“This was a very stupid mistake,” Korrus said, swatting what was hopefully a mosquito on his wrist, “and I greatly regret agreeing to escort you.” “As you’ve made abundantly clear over the last three days.”
They approached the man resting near the trunk. His head was craned back—only grizzled beard greeted them at first.
“Is he dead?” Bantham, the knife thrower, asked. Just in case, he unsheathed a blade.
Dottir came close enough to see him breathe. “Not yet.”
“I’ll give him three hours, tops.”
It was code, telling her that Bantham had three knives prepared. Not that she needed his protection. Dottir was the muscle and built like a pack beast—no way this scrawny geezer, missing a leg even, would cause her trouble. She stepped towards him, her boots sucked down by the muddy soil.

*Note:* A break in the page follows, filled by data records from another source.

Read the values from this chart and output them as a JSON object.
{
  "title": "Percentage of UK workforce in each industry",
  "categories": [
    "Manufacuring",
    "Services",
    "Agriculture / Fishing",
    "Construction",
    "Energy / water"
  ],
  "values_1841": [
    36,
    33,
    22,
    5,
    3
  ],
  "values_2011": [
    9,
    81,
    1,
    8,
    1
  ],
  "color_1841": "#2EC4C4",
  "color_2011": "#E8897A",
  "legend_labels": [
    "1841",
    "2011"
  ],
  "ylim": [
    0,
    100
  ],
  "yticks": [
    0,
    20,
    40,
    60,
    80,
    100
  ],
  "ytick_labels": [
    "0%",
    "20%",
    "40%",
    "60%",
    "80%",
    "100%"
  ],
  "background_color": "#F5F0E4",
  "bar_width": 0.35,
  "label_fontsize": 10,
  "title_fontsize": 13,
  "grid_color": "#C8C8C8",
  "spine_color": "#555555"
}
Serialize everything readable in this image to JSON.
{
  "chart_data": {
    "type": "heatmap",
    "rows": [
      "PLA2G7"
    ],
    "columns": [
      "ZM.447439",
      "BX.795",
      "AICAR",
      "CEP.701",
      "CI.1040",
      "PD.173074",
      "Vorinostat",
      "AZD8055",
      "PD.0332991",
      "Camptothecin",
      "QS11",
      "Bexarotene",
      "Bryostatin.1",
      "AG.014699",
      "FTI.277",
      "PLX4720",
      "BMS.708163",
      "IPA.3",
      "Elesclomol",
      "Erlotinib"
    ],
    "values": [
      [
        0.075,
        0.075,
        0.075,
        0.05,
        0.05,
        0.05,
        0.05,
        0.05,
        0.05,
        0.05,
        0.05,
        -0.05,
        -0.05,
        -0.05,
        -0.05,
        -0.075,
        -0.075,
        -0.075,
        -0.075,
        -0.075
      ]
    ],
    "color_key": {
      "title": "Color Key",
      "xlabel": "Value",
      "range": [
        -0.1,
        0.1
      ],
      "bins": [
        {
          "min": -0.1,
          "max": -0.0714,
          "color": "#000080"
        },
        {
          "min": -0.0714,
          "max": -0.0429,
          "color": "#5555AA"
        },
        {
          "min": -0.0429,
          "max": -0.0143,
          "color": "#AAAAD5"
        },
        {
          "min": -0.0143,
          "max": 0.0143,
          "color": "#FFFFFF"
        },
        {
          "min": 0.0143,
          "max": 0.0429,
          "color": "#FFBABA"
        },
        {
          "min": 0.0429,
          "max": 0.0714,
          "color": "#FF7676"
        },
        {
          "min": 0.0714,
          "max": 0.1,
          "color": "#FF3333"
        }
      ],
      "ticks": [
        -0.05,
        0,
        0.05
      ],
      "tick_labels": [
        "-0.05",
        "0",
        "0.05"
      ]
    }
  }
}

She hadn’t so much as touched the stranger’s leather jerkin before he snapped to life.
Karrogh was a grown man meditating in the glade, but in his mind’s eye he was a scrawny boy again, aching to grow his muscles like the men in his tribe. His arms and legs were twigs, he was nine years old, and he hated how the others teased him for being the matriarch’s son.
Yet here was an opportunity to prove himself.
He stood unflinching in the face of the giant white wolf that had stalked into the camp and bitten the throats of his friends.
The beast had terrorized them for weeks. The men were out in the woods, hoping to lure it out on this moonless night, but here it was, right in their home. Karrogh and the other children had to guard the pack now.